If I was to re-do this experiment I would use distilled water instead of the tap water we were using, as distilled water is pure and the tap water could have contained all sorts of things that could cause a change to our results.

I would also use a buirette instead of the measuring tube we used, as the measuring tube is only accurate to half a millimetre.

We measured the temperature of the water using a thermometer, which is also only accurate to half a degree, and if I did re-do this experiment I would measure the temperature using a data logger, as it is a lot more precise and accurate.

The part of the experiment, which I thought, was the least accurate element was the insulating device, as even though it did reduce energy loss, it didn't work to a very high standard.

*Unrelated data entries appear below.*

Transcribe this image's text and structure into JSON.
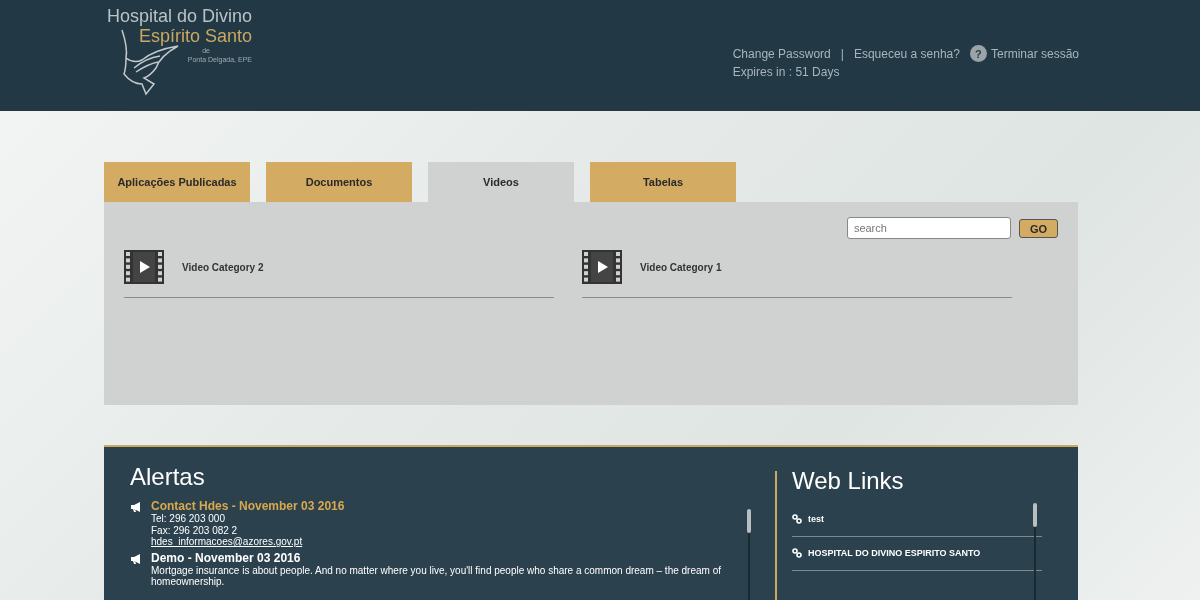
{
  "logo": {
    "line_1": "Hospital do Divino",
    "line_2": "Espírito Santo",
    "line_3": "de",
    "line_4": "Ponta Delgada, EPE"
  },
  "account": {
    "change_password": "Change Password",
    "separator": "|",
    "forgot": "Esqueceu a senha?",
    "help": "?",
    "logout": "Terminar sessão",
    "expires": "Expires in : 51 Days"
  },
  "tabs": [
    {
      "label": "Aplicações Publicadas",
      "selected": false
    },
    {
      "label": "Documentos",
      "selected": false
    },
    {
      "label": "Videos",
      "selected": true
    },
    {
      "label": "Tabelas",
      "selected": false
    }
  ],
  "search": {
    "placeholder": "search",
    "button": "GO"
  },
  "videos": [
    {
      "label": "Video Category 2"
    },
    {
      "label": "Video Category 1"
    }
  ],
  "alerts": {
    "title": "Alertas",
    "items": [
      {
        "title": "Contact Hdes - November 03 2016",
        "highlighted": true,
        "lines": [
          "Tel: 296 203 000",
          "Fax: 296 203 082 2"
        ],
        "link": "hdes_informacoes@azores.gov.pt"
      },
      {
        "title": "Demo - November 03 2016",
        "highlighted": false,
        "lines": [
          "Mortgage insurance is about people. And no matter where you live, you'll find people who share a common dream – the dream of homeownership."
        ]
      }
    ]
  },
  "web_links": {
    "title": "Web Links",
    "items": [
      {
        "label": "test"
      },
      {
        "label": "HOSPITAL DO DIVINO ESPIRITO SANTO"
      }
    ]
  }
}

If I was to improve this investigation I would devise some sort of sealed insulated unit, which stopped as much heat loss as possible and had a stirring device in it to continuously stir the water to make sure it was heated evenly.

In my findings I worked out the accuracy of my results by comparing them to the theoretical equations of heat combustion, as well as the ones in the data book and then finding an average accuracy:

If I was to further my investigation I would like to also investigate the alcohols between Butanol and Octanol, which have the structures: C5H11OH, C6H13OH and C7H15OH. This would enable me to prove my theory I explained in my conclusion.